Bournemouth University via AP

An international team of archaeologists, led by Silvia Gonzalez of the United Kingdom's Liverpool John Moores University, this week announced the discovery of about 160 ancient human footprints in the floor of an abandoned quarry near the city of Puebla.

The results of five analytical dating techniques indicate the prints are more than 40,000 years old, the team says. A few other archaeological sites have shown that people moved into the New World more than 12,500 years ago. But the footprint dates suggest such a migration occurred far earlier.

"We think there were several migration waves into the Americas at different times by different human groups," Gonzalez says in a statement released by the university. Gonzalez says the find suggests Native Americans arrived in the region by boat rather than migrating on foot over a land bridge between Siberia and Alaska during the waning days of a glacial period that lasted from 70,000 to 10,000 years ago.

"It's big news if they can truly verify the dates," says archaeologist Daniel Rogers of the Smithsonian's National Museum of Natural History in Washington, D.C. "But the bottom line is this is still a remarkably early date, which is a source of additional caution."

At that time, exotic and huge animals dominated North America. Fearsome dire wolves, saber-tooth cats and the giant short-faced bear, which dwarfed grizzlies, preyed on mammoths, camels and sloths. The predators vanished at the end of the last Ice Age.
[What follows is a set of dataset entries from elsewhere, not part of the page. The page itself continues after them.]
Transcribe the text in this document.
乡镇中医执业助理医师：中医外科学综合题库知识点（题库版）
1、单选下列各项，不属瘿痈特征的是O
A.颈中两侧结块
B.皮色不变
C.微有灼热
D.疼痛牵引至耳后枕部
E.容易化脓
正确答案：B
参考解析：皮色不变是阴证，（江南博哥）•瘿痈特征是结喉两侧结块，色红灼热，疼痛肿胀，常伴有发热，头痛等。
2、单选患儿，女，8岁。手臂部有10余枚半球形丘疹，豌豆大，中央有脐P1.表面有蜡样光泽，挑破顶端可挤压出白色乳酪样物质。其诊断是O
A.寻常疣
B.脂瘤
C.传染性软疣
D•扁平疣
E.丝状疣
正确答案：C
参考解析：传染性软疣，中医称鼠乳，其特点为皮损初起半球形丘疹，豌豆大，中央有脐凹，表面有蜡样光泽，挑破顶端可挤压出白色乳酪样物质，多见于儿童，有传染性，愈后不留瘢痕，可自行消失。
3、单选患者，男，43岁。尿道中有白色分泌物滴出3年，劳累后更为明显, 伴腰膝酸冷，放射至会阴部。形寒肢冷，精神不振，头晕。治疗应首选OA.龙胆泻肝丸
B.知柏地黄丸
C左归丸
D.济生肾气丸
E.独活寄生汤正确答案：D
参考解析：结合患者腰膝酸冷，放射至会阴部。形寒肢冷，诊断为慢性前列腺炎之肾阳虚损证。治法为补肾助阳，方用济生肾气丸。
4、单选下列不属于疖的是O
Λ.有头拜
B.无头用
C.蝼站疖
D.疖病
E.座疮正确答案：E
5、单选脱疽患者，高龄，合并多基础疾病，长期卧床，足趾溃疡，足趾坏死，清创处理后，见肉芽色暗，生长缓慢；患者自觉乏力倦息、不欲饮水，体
The researchers say the footprints are indisputably human, displaying arches, toe shapes and proportions right for people 4 feet to 6 feet tall. More than a third of the prints were made by children, they estimate.

But one archaeologist who has visited the Mexico site three times, Mike Waters of Texas A&M University in College Station, doubts the marks are truly footprints. "I think what we have here are quarry marks that have weathered into shapes that resemble footprints," he says. "On close inspection, most don't look that good."
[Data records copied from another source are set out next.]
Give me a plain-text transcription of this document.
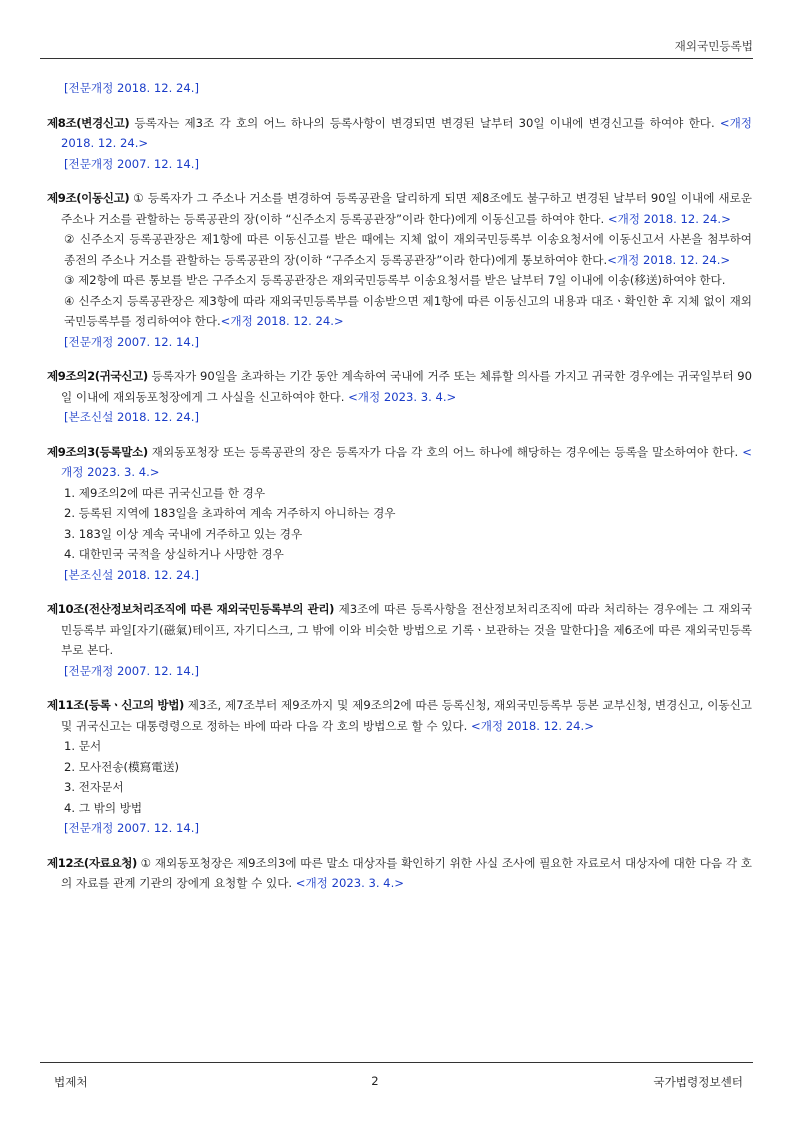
재외국민등록법
[전문개정 2018. 12. 24.]
제8조(변경신고) 등록자는 제3조 각 호의 어느 하나의 등록사항이 변경되면 변경된 날부터 30일 이내에 변경신고를 하여야 한다. <개정 2018. 12. 24.>
[전문개정 2007. 12. 14.]
제9조(이동신고) ① 등록자가 그 주소나 거소를 변경하여 등록공관을 달리하게 되면 제8조에도 불구하고 변경된 날부터 90일 이내에 새로운 주소나 거소를 관할하는 등록공관의 장(이하 “신주소지 등록공관장”이라 한다)에게 이동신고를 하여야 한다. <개정 2018. 12. 24.>
② 신주소지 등록공관장은 제1항에 따른 이동신고를 받은 때에는 지체 없이 재외국민등록부 이송요청서에 이동신고서 사본을 첨부하여 종전의 주소나 거소를 관할하는 등록공관의 장(이하 “구주소지 등록공관장”이라 한다)에게 통보하여야 한다.<개정 2018. 12. 24.>
③ 제2항에 따른 통보를 받은 구주소지 등록공관장은 재외국민등록부 이송요청서를 받은 날부터 7일 이내에 이송(移送)하여야 한다.
④ 신주소지 등록공관장은 제3항에 따라 재외국민등록부를 이송받으면 제1항에 따른 이동신고의 내용과 대조ㆍ확인한 후 지체 없이 재외국민등록부를 정리하여야 한다.<개정 2018. 12. 24.>
[전문개정 2007. 12. 14.]
제9조의2(귀국신고) 등록자가 90일을 초과하는 기간 동안 계속하여 국내에 거주 또는 체류할 의사를 가지고 귀국한 경우에는 귀국일부터 90일 이내에 재외동포청장에게 그 사실을 신고하여야 한다. <개정 2023. 3. 4.>
[본조신설 2018. 12. 24.]
제9조의3(등록말소) 재외동포청장 또는 등록공관의 장은 등록자가 다음 각 호의 어느 하나에 해당하는 경우에는 등록을 말소하여야 한다. <개정 2023. 3. 4.>
1. 제9조의2에 따른 귀국신고를 한 경우
2. 등록된 지역에 183일을 초과하여 계속 거주하지 아니하는 경우
3. 183일 이상 계속 국내에 거주하고 있는 경우
4. 대한민국 국적을 상실하거나 사망한 경우
[본조신설 2018. 12. 24.]
제10조(전산정보처리조직에 따른 재외국민등록부의 관리) 제3조에 따른 등록사항을 전산정보처리조직에 따라 처리하는 경우에는 그 재외국민등록부 파일[자기(磁氣)테이프, 자기디스크, 그 밖에 이와 비슷한 방법으로 기록ㆍ보관하는 것을 말한다]을 제6조에 따른 재외국민등록부로 본다.
[전문개정 2007. 12. 14.]
제11조(등록ㆍ신고의 방법) 제3조, 제7조부터 제9조까지 및 제9조의2에 따른 등록신청, 재외국민등록부 등본 교부신청, 변경신고, 이동신고 및 귀국신고는 대통령령으로 정하는 바에 따라 다음 각 호의 방법으로 할 수 있다. <개정 2018. 12. 24.>
1. 문서
2. 모사전송(模寫電送)
3. 전자문서
4. 그 밖의 방법
[전문개정 2007. 12. 14.]
제12조(자료요청) ① 재외동포청장은 제9조의3에 따른 말소 대상자를 확인하기 위한 사실 조사에 필요한 자료로서 대상자에 대한 다음 각 호의 자료를 관계 기관의 장에게 요청할 수 있다. <개정 2023. 3. 4.>
법제처	2	국가법령정보센터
Further, he says, some of the prints cross layers of ash from different ages, some of which he says are much older than 40,000 years. Waters is investigating a Native American artifact site at a reservoir near the quarry.

An additional reason for caution is that the footprint team's results have not been published in a peer-reviewed study, says archaeologist David Hurst Thomas of the American Museum of Natural History in New York. "That doesn't mean they are wrong, but science by press release won't convince anyone."

People using boats had migrated to Australia about 50,000 years ago, so similar travel to North America isn't impossible to imagine, he says.

The research team reports it has received a $372,000 grant to continue the search for more footprints buried deeper in the quarry rock. "I think that is the right approach," Waters says. "If they can find prints embedded deeper in the rock, in one layer, that would be more convincing."